An die Ausgänge schreibst du die entsprechenden Bits aus den Störmelde-DB. Wenn du den ordenlich symbolisierst, kannst schön mit der Störungsnummer im Symbol arbeiten.

Du hast jetzt 2 Möglichkeiten zum Quittieren, entweder direkt mit der Ack-Taste, die bei jeder einzelnen Störung im Störmeldefenster steht und auch nur diese Störung zurücksetzt, oder mit einem zentralen Bit (Ack), daß du dir beliebig bilden kannst (Taste, Button, oder ein Dummy).


----------



## volker (12 April 2005)

M.K. schrieb:
			
		

> Die Abfrage der ACK-Taste ist aber jetzt bei einem OP170B nicht mehr möglich (oder doch???).



Doch ist ganz leicht. ;-)

Unter Zielsystem/ Bild_Tasten auf ACK klicken und der Taste ein Bit zuordnen.
Das wars schon


----------



## M.K. (12 April 2005)

@ Volker

Wo und wie kann ich dort auf ACK klicken?
Sehe dort mein Display und die Tasten F1-F14 und K1-K10, die ich auch anklicken kann. Aber keine Spur weder von ACK noch sonstigen Systemtasten.
Gibt es irgendeine Einstellung, die ich übersehen habe?
Liegt es an der Version, besitze ProTool/Lite V5.2 SP3?


----------



## andre (12 April 2005)

Hallo,
bei Protool Lite V 6.0 SP2 muß man nur unter:
"Zielsystem -> Bild/Tasten" anklicken.
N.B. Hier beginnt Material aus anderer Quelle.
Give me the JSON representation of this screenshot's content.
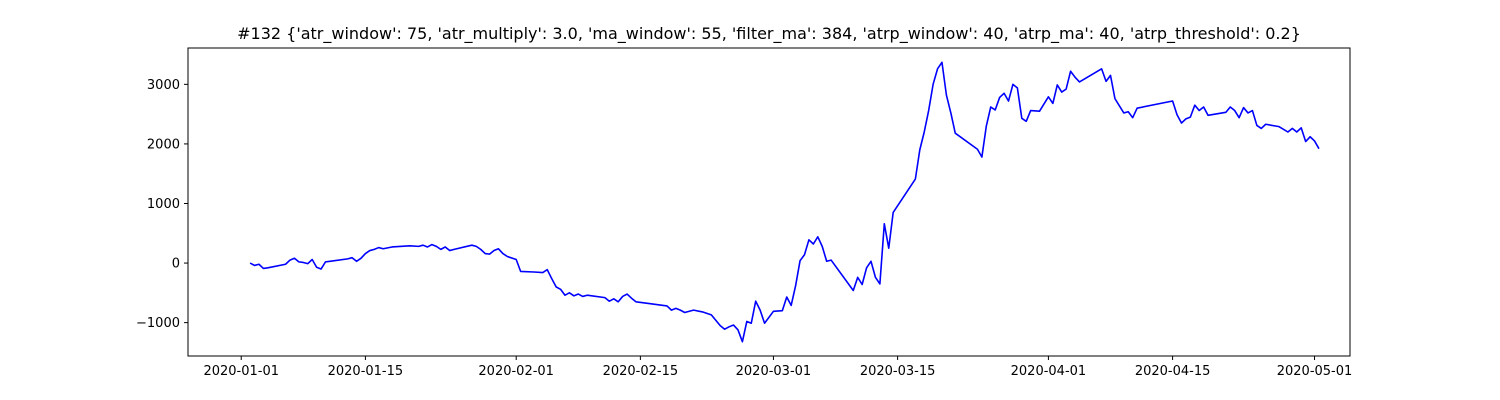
{
  "chart_data": {
    "type": "line",
    "title": "#132 {'atr_window': 75, 'atr_multiply': 3.0, 'ma_window': 55, 'filter_ma': 384, 'atrp_window': 40, 'atrp_ma': 40, 'atrp_threshold': 0.2}",
    "xlabel": "",
    "ylabel": "",
    "xlim": [
      "2019-12-26",
      "2020-05-05"
    ],
    "ylim": [
      -1560,
      3610
    ],
    "x_ticks": [
      "2020-01-01",
      "2020-01-15",
      "2020-02-01",
      "2020-02-15",
      "2020-03-01",
      "2020-03-15",
      "2020-04-01",
      "2020-04-15",
      "2020-05-01"
    ],
    "y_ticks": [
      -1000,
      0,
      1000,
      2000,
      3000
    ],
    "y_tick_labels": [
      "−1000",
      "0",
      "1000",
      "2000",
      "3000"
    ],
    "grid": false,
    "line_color": "#0000ff",
    "series": [
      {
        "points": [
          [
            "2020-01-02",
            0
          ],
          [
            "2020-01-02 12:00",
            -40
          ],
          [
            "2020-01-03",
            -20
          ],
          [
            "2020-01-03 12:00",
            -90
          ],
          [
            "2020-01-04",
            -80
          ],
          [
            "2020-01-06",
            -20
          ],
          [
            "2020-01-06 12:00",
            50
          ],
          [
            "2020-01-07",
            80
          ],
          [
            "2020-01-07 12:00",
            20
          ],
          [
            "2020-01-08",
            10
          ],
          [
            "2020-01-08 12:00",
            -10
          ],
          [
            "2020-01-09",
            60
          ],
          [
            "2020-01-09 12:00",
            -70
          ],
          [
            "2020-01-10",
            -100
          ],
          [
            "2020-01-10 12:00",
            20
          ],
          [
            "2020-01-11",
            30
          ],
          [
            "2020-01-13",
            70
          ],
          [
            "2020-01-13 12:00",
            90
          ],
          [
            "2020-01-14",
            30
          ],
          [
            "2020-01-14 12:00",
            80
          ],
          [
            "2020-01-15",
            160
          ],
          [
            "2020-01-15 12:00",
            210
          ],
          [
            "2020-01-16",
            230
          ],
          [
            "2020-01-16 12:00",
            260
          ],
          [
            "2020-01-17",
            240
          ],
          [
            "2020-01-18",
            270
          ],
          [
            "2020-01-20",
            290
          ],
          [
            "2020-01-21",
            280
          ],
          [
            "2020-01-21 12:00",
            300
          ],
          [
            "2020-01-22",
            270
          ],
          [
            "2020-01-22 12:00",
            310
          ],
          [
            "2020-01-23",
            280
          ],
          [
            "2020-01-23 12:00",
            230
          ],
          [
            "2020-01-24",
            270
          ],
          [
            "2020-01-24 12:00",
            210
          ],
          [
            "2020-01-25",
            230
          ],
          [
            "2020-01-27",
            300
          ],
          [
            "2020-01-27 12:00",
            280
          ],
          [
            "2020-01-28",
            230
          ],
          [
            "2020-01-28 12:00",
            160
          ],
          [
            "2020-01-29",
            150
          ],
          [
            "2020-01-29 12:00",
            210
          ],
          [
            "2020-01-30",
            240
          ],
          [
            "2020-01-30 12:00",
            160
          ],
          [
            "2020-01-31",
            110
          ],
          [
            "2020-02-01",
            60
          ],
          [
            "2020-02-01 12:00",
            -140
          ],
          [
            "2020-02-03",
            -150
          ],
          [
            "2020-02-04",
            -160
          ],
          [
            "2020-02-04 12:00",
            -110
          ],
          [
            "2020-02-05",
            -260
          ],
          [
            "2020-02-05 12:00",
            -400
          ],
          [
            "2020-02-06",
            -440
          ],
          [
            "2020-02-06 12:00",
            -540
          ],
          [
            "2020-02-07",
            -500
          ],
          [
            "2020-02-07 12:00",
            -550
          ],
          [
            "2020-02-08",
            -520
          ],
          [
            "2020-02-08 12:00",
            -560
          ],
          [
            "2020-02-09",
            -540
          ],
          [
            "2020-02-11",
            -580
          ],
          [
            "2020-02-11 12:00",
            -640
          ],
          [
            "2020-02-12",
            -600
          ],
          [
            "2020-02-12 12:00",
            -650
          ],
          [
            "2020-02-13",
            -560
          ],
          [
            "2020-02-13 12:00",
            -520
          ],
          [
            "2020-02-14",
            -590
          ],
          [
            "2020-02-14 12:00",
            -650
          ],
          [
            "2020-02-16",
            -680
          ],
          [
            "2020-02-18",
            -720
          ],
          [
            "2020-02-18 12:00",
            -790
          ],
          [
            "2020-02-19",
            -760
          ],
          [
            "2020-02-19 12:00",
            -790
          ],
          [
            "2020-02-20",
            -830
          ],
          [
            "2020-02-21",
            -790
          ],
          [
            "2020-02-22",
            -820
          ],
          [
            "2020-02-23",
            -870
          ],
          [
            "2020-02-24",
            -1050
          ],
          [
            "2020-02-24 12:00",
            -1110
          ],
          [
            "2020-02-25",
            -1070
          ],
          [
            "2020-02-25 12:00",
            -1040
          ],
          [
            "2020-02-26",
            -1120
          ],
          [
            "2020-02-26 12:00",
            -1320
          ],
          [
            "2020-02-27",
            -980
          ],
          [
            "2020-02-27 12:00",
            -1010
          ],
          [
            "2020-02-28",
            -640
          ],
          [
            "2020-02-28 12:00",
            -790
          ],
          [
            "2020-02-29",
            -1010
          ],
          [
            "2020-03-01",
            -810
          ],
          [
            "2020-03-02",
            -800
          ],
          [
            "2020-03-02 12:00",
            -570
          ],
          [
            "2020-03-03",
            -710
          ],
          [
            "2020-03-03 12:00",
            -380
          ],
          [
            "2020-03-04",
            40
          ],
          [
            "2020-03-04 12:00",
            140
          ],
          [
            "2020-03-05",
            390
          ],
          [
            "2020-03-05 12:00",
            320
          ],
          [
            "2020-03-06",
            440
          ],
          [
            "2020-03-06 12:00",
            280
          ],
          [
            "2020-03-07",
            30
          ],
          [
            "2020-03-07 12:00",
            50
          ],
          [
            "2020-03-10",
            -460
          ],
          [
            "2020-03-10 12:00",
            -240
          ],
          [
            "2020-03-11",
            -360
          ],
          [
            "2020-03-11 12:00",
            -80
          ],
          [
            "2020-03-12",
            30
          ],
          [
            "2020-03-12 12:00",
            -240
          ],
          [
            "2020-03-13",
            -350
          ],
          [
            "2020-03-13 12:00",
            660
          ],
          [
            "2020-03-14",
            250
          ],
          [
            "2020-03-14 12:00",
            850
          ],
          [
            "2020-03-17",
            1410
          ],
          [
            "2020-03-17 12:00",
            1900
          ],
          [
            "2020-03-18",
            2200
          ],
          [
            "2020-03-18 12:00",
            2560
          ],
          [
            "2020-03-19",
            3000
          ],
          [
            "2020-03-19 12:00",
            3260
          ],
          [
            "2020-03-20",
            3370
          ],
          [
            "2020-03-20 12:00",
            2820
          ],
          [
            "2020-03-21",
            2520
          ],
          [
            "2020-03-21 12:00",
            2180
          ],
          [
            "2020-03-24",
            1910
          ],
          [
            "2020-03-24 12:00",
            1780
          ],
          [
            "2020-03-25",
            2300
          ],
          [
            "2020-03-25 12:00",
            2620
          ],
          [
            "2020-03-26",
            2570
          ],
          [
            "2020-03-26 12:00",
            2780
          ],
          [
            "2020-03-27",
            2850
          ],
          [
            "2020-03-27 12:00",
            2720
          ],
          [
            "2020-03-28",
            3000
          ],
          [
            "2020-03-28 12:00",
            2940
          ],
          [
            "2020-03-29",
            2430
          ],
          [
            "2020-03-29 12:00",
            2380
          ],
          [
            "2020-03-30",
            2560
          ],
          [
            "2020-03-31",
            2550
          ],
          [
            "2020-04-01",
            2790
          ],
          [
            "2020-04-01 12:00",
            2680
          ],
          [
            "2020-04-02",
            2990
          ],
          [
            "2020-04-02 12:00",
            2870
          ],
          [
            "2020-04-03",
            2920
          ],
          [
            "2020-04-03 12:00",
            3220
          ],
          [
            "2020-04-04",
            3120
          ],
          [
            "2020-04-04 12:00",
            3040
          ],
          [
            "2020-04-07",
            3260
          ],
          [
            "2020-04-07 12:00",
            3050
          ],
          [
            "2020-04-08",
            3150
          ],
          [
            "2020-04-08 12:00",
            2760
          ],
          [
            "2020-04-09",
            2640
          ],
          [
            "2020-04-09 12:00",
            2520
          ],
          [
            "2020-04-10",
            2540
          ],
          [
            "2020-04-10 12:00",
            2440
          ],
          [
            "2020-04-11",
            2600
          ],
          [
            "2020-04-15",
            2720
          ],
          [
            "2020-04-15 12:00",
            2490
          ],
          [
            "2020-04-16",
            2350
          ],
          [
            "2020-04-16 12:00",
            2420
          ],
          [
            "2020-04-17",
            2450
          ],
          [
            "2020-04-17 12:00",
            2650
          ],
          [
            "2020-04-18",
            2560
          ],
          [
            "2020-04-18 12:00",
            2620
          ],
          [
            "2020-04-19",
            2480
          ],
          [
            "2020-04-21",
            2530
          ],
          [
            "2020-04-21 12:00",
            2620
          ],
          [
            "2020-04-22",
            2560
          ],
          [
            "2020-04-22 12:00",
            2440
          ],
          [
            "2020-04-23",
            2610
          ],
          [
            "2020-04-23 12:00",
            2520
          ],
          [
            "2020-04-24",
            2560
          ],
          [
            "2020-04-24 12:00",
            2310
          ],
          [
            "2020-04-25",
            2260
          ],
          [
            "2020-04-25 12:00",
            2330
          ],
          [
            "2020-04-27",
            2290
          ],
          [
            "2020-04-28",
            2200
          ],
          [
            "2020-04-28 12:00",
            2260
          ],
          [
            "2020-04-29",
            2200
          ],
          [
            "2020-04-29 12:00",
            2270
          ],
          [
            "2020-04-30",
            2040
          ],
          [
            "2020-04-30 12:00",
            2120
          ],
          [
            "2020-05-01",
            2050
          ],
          [
            "2020-05-01 12:00",
            1920
          ]
        ]
      }
    ]
  }
}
Es öffnet sich ein Fenster mit dem OP170B, dort kann man die ACK-Taste bearbeiten.
Nachteil: Es gibt für alle Fehler eine gemeinsame Reset-Funktion, auch wenn mehrere Störungen gleichzeitig anliegen.
Besser ist die Lösung von Ralle, da kannst Du Dir die Störungen auswählen, die quittiert werden sollen.
Gruß Andre


----------